Ouvrage publié avec le concours de l'Institut CDC pour la Recherche et de la Caisse des dépôts et consignations.
Depuis 2005, il existe un fonds destiné à garantir l'octroi de microcrédits "personnels", c'est-à-dire facilitant l'insertion professionnelle ou sociale de personnes exclues de fait du crédit. Depuis cette date, 44 000 prêts (d'un maximum de 5 000 euros) ont été accordés à des personnes en situation de pauvreté ou d'exclusion bancaire (surendettement…). Les deux auteurs, spécialistes de ces questions, nous présentent la synthèse de l'étude d'impact qu'ils ont réalisée de ce dispositif.
Pour eux, la réussite est incontestable : ces prêts ont favorisé une hausse du niveau de vie moyen des emprunteurs et une baisse du taux de pauvreté.
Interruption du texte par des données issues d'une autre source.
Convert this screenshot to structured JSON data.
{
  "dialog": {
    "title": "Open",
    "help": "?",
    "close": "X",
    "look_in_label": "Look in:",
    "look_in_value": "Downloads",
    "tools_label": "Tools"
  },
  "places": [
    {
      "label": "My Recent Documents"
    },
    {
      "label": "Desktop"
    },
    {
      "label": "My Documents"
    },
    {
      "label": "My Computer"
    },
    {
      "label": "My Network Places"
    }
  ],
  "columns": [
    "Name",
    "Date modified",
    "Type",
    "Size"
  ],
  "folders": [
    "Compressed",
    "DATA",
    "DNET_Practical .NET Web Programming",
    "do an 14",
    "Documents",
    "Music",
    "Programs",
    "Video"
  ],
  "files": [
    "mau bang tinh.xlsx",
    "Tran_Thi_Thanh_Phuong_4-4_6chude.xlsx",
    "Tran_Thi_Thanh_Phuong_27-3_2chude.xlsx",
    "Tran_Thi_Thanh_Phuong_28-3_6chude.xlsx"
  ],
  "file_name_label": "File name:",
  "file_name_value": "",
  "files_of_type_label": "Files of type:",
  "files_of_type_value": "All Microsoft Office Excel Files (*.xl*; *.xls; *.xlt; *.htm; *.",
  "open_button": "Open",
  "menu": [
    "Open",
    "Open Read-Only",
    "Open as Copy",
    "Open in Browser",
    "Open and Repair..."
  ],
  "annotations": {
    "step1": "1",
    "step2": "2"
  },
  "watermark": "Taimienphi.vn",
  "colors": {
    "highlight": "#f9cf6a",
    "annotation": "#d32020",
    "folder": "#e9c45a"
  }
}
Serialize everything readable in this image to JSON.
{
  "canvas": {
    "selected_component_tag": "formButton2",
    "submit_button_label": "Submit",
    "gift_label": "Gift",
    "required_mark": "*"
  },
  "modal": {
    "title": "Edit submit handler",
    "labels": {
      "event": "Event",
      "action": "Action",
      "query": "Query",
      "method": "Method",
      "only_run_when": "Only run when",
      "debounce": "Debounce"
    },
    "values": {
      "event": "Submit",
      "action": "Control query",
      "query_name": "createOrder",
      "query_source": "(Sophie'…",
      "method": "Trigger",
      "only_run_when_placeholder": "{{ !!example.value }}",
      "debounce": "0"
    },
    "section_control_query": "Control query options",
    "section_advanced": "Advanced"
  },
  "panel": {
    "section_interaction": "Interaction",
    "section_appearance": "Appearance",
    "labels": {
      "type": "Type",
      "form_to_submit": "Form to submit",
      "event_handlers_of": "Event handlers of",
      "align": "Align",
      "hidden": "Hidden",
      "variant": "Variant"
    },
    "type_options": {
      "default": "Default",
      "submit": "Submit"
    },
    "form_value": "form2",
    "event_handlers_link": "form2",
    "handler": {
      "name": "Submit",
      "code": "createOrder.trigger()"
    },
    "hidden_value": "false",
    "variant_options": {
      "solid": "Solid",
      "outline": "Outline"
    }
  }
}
Tandis que 80 % des emprunteurs estiment que leur sort s'est amélioré ou préservé, à la fois professionnellement et en termes d'insertion sociale, d'estime de soi, de logement, etc. Le tout avec peu d'impayés, puisque le fonds n'a dû intervenir que dans 5,7 % des cas. Cela tient en particulier à l'accompagnement dont ont bénéficié les demandeurs.
Pourtant, ce bilan positif n'a pas réduit l'exclusion bancaire, les banques cherchant avant tout la rentabilité. Passer à la vitesse supérieure implique donc un effort des banques, qui pourraient participer au financement du fonds, lequel pourrait alors subventionner l'accompagnement et ainsi créer un pont "entre solidarité et marché". Un livre qui met à bas bien des idées reçues et montre que finance et cohésion sociale peuvent aller de pair. Sous certaines conditions. Instructif et novateur.
Extrait de l'introduction
Trois mille euros. C'est le montant maximum des microcrédits personnels. Avec cela, les emprunteurs doivent financer un projet d'insertion professionnelle ou sociale. Présentée de cette manière, l'idée que le microcrédit puisse permettre de lutter contre la pauvreté peut paraître déraisonnable. Non seulement le montant est faible, mais en plus, le prêt est destiné à des personnes qui n'ont pas accès au crédit bancaire. De simplement déraisonnable, l'idée peut alors sembler devenir carrément dangereuse. Il faut dire que le contexte ne plaide pas en faveur du crédit. Depuis 2007, des millions de personnes ont été plongées dans la précarité suite à la crise financière provoquée notamment par les excès du crédit immobilier dit subprime à destination de ménages américains à faibles revenus. À cela s'ajoute le fait que plus de deux cent mille ménages déposent chaque année en France un dossier de surendettement car ils ne peuvent plus faire face à leurs dettes. C'est l'un des intérêts du microcrédit personnel que d'inviter à mettre en question les certitudes.